So basically it's a Node.js app built in CoffeeScript. I'm using node-twitter-
api to subscribe to the bot's twitter notifications
([https://bitbucket.org/sparklinlabs/gdevbot/src/tip/app.coffe...](https://bitbucket.org/sparklinlabs/gdevbot/src/tip/app.coffee?at=default#cl-276)).

Whenever a tweet arrives, I check various stuff (is it a retweet? are multiple
people mentioned? more than one hashtag?) to decide whether it's a command or
it should just be ignored. If all checks out, I parse the tweet's text
([https://bitbucket.org/sparklinlabs/gdevbot/src/tip/app.coffe...](https://bitbucket.org/sparklinlabs/gdevbot/src/tip/app.coffee?at=default#cl-16))
into a command and relay it to the backend for processing
([https://bitbucket.org/sparklinlabs/gdevbot/src/tip/lib/backe...](https://bitbucket.org/sparklinlabs/gdevbot/src/tip/lib/backend.coffee#cl-142)).

Images are validated & their size clamped using a node graphics-magick module.
Emoji scripts are parsed using a custom parser I cobbled together
([https://bitbucket.org/sparklinlabs/gdevbot/src/tip/public/js...](https://bitbucket.org/sparklinlabs/gdevbot/src/tip/public/js/parseScript.coffee))
and JavaScript comes out on the other end.
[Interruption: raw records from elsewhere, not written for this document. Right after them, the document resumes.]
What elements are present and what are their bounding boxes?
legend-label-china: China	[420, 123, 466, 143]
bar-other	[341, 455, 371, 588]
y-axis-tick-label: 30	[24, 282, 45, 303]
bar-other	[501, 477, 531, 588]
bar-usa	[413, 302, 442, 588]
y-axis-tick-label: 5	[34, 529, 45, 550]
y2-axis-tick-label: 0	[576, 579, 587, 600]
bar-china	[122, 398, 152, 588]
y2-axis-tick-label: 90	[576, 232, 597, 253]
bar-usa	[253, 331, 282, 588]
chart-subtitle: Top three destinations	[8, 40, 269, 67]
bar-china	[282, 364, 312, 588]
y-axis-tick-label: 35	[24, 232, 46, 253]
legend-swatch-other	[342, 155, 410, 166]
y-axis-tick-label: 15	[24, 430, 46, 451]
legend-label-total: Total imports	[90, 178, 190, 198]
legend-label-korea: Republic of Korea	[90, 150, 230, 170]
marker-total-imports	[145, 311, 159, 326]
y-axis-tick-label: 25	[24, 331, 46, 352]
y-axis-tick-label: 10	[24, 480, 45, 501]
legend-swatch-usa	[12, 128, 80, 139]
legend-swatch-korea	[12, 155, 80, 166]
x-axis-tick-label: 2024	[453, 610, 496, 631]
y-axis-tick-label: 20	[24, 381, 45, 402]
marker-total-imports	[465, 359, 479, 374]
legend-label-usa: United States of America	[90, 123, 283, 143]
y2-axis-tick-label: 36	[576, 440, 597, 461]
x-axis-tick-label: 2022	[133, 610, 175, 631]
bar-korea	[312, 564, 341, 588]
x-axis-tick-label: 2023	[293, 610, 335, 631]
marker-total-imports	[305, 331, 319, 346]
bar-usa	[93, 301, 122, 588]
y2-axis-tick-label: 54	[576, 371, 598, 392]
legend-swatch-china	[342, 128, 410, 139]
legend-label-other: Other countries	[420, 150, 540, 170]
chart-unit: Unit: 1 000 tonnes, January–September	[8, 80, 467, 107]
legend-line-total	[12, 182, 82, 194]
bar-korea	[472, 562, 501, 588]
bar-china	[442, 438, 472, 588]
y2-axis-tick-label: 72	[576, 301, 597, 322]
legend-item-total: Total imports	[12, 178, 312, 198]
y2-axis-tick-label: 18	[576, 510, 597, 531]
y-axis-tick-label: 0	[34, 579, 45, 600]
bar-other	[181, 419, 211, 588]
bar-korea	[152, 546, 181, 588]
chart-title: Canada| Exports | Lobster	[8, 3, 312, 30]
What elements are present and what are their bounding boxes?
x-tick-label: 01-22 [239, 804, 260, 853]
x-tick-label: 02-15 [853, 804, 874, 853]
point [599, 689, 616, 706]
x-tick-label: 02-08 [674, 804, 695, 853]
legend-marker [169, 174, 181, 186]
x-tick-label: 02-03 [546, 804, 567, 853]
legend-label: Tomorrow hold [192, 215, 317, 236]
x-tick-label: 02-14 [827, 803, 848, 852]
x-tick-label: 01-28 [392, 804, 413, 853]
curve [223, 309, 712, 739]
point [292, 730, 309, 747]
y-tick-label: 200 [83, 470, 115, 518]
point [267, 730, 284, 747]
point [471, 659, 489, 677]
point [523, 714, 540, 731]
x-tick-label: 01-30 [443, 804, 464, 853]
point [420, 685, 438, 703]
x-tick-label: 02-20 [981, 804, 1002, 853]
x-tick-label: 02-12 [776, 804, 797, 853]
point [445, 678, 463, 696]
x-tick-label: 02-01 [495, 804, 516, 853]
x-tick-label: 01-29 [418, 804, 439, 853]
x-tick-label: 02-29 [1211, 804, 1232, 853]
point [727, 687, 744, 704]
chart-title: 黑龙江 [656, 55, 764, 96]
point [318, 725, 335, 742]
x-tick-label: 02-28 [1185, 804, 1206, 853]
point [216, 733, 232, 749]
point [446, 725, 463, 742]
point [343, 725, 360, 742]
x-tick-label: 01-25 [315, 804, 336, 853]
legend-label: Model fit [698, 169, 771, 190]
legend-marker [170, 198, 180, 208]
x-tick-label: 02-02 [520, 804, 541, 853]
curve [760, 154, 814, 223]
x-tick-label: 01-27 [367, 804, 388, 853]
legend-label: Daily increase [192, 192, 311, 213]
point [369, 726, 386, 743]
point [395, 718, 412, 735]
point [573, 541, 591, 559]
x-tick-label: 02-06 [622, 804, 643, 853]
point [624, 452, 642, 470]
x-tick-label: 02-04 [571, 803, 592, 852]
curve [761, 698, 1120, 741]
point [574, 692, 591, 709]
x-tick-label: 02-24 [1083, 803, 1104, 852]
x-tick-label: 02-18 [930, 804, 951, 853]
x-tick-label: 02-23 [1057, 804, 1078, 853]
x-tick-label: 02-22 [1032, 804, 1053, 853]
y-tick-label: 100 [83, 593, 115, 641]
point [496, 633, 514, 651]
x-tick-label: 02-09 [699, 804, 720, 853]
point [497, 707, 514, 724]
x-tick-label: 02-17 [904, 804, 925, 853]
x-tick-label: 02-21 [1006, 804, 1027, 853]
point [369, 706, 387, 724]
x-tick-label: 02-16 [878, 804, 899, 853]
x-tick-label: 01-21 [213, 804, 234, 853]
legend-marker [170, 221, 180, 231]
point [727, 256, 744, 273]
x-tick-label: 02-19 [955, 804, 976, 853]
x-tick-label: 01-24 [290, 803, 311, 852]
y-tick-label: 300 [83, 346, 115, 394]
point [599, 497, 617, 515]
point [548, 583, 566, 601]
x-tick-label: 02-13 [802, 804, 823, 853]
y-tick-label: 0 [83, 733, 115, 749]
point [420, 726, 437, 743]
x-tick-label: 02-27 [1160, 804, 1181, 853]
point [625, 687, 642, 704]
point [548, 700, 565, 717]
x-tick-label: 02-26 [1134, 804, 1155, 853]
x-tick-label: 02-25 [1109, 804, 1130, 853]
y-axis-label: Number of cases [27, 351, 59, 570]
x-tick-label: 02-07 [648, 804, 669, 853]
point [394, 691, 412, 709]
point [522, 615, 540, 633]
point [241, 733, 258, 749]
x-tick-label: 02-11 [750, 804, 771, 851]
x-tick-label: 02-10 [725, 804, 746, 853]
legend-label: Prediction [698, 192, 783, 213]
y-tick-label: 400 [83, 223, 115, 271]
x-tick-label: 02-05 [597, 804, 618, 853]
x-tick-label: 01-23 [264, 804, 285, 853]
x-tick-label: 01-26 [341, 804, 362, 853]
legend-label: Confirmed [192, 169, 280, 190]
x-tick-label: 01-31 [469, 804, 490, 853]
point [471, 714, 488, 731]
The tiny game engine works with actors (or game objects in Unity3D parlance,
it's very similar except 2D-only), they can have components (an image, one or
more scripts) on them and can be parented to one another.

I've been building a cooperative game-making platform called CraftStudio
([http://craftstud.io/](http://craftstud.io/)) for the past 2-3 years and
@gdevbot was just a kind of crazy "why the hell not" project inspired by all
that work that I decided to build a couple weeks ago.

------
hayksaakian
There should be a game jam with this system as the theme